The trained AI model was then presented with more than 100,000 galaxies from the Sloan Digital Sky Survey’s Baryon Oscillation Spectroscopic Survey (BOSS). (This is just a mere fraction of the total BOSS survey — less than 10 percent.) The AI was then able to use both large- and small-scale information in the real data to more precisely constrain the cosmological parameters compared to previous methods. “The advantage of machine learning is that you can just throw these really powerful algorithms at data sort of blindly, and it might extract details that are not something that you would’ve thought of previously,” says Hunt.  

The AI-driven approach is critical, since we don’t have another universe, says Ho. “Our best bet is actually to increase the precision as much as we can to squeeze out as much information as we can from the existing universe that we have observed,” she adds.

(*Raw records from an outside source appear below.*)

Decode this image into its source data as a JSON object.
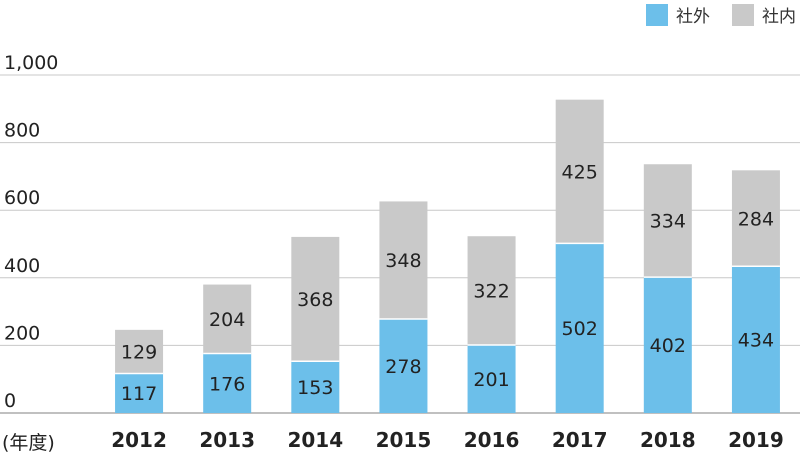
{
  "colors": {
    "external": "#6cbfea",
    "internal": "#c9c9c9",
    "grid": "#c8c8c8",
    "axis": "#9a9a9a",
    "text": "#222222"
  },
  "legend": [
    {
      "label": "社外",
      "color": "#6cbfea"
    },
    {
      "label": "社内",
      "color": "#c9c9c9"
    }
  ],
  "x_unit_label": "(年度)",
  "chart_data": {
    "type": "bar",
    "stacked": true,
    "categories": [
      "2012",
      "2013",
      "2014",
      "2015",
      "2016",
      "2017",
      "2018",
      "2019"
    ],
    "series": [
      {
        "name": "社外",
        "values": [
          117,
          176,
          153,
          278,
          201,
          502,
          402,
          434
        ]
      },
      {
        "name": "社内",
        "values": [
          129,
          204,
          368,
          348,
          322,
          425,
          334,
          284
        ]
      }
    ],
    "y_ticks": [
      "0",
      "200",
      "400",
      "600",
      "800",
      "1,000"
    ],
    "ylim": [
      0,
      1000
    ],
    "grid": true,
    "legend_position": "top-right"
  }
}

Future surveys will be able to capture ever-more information about the universe. And AI-powered insights such as the ones offered by this study may be useful in resolving some of the biggest cosmological conundrums today, including the so-called Hubble tension that surrounds the discrepancy in the measured rate at which our present-day universe is expanding. This rate is given by the parameter H0, called the Hubble constant. “If you have a much better constraint [on H0], then you can really nail down whether there is true [Hubble] tension or discrepancy,” says Ho. 

Opportunities and challenges ahead

To catalyze further machine learning-based research in astronomy, Ho and co-author Liam Parker (also at the Flatiron Institute) have teamed up with other astronomers to curate a large-scale collection of astronomical data. This effort combines hundreds of millions of publicly available datasets from major astronomical surveys in an effort to “enable the development of large multi-modal models specifically targeted towards scientific applications,” the authors write in an abstract available on the ArXiv preprint server.

While the future of AI’s application in astronomy seems promising, experts urge exercising caution when implementing these tools. “With every breakthrough, certain things kind of race ahead and then other stuff has to catch up,” says Hunt. Understanding of the limitations and uncertainties of machine learning models is critical when applying their results to real-world applications — particularly when attempting to unlock the cosmos.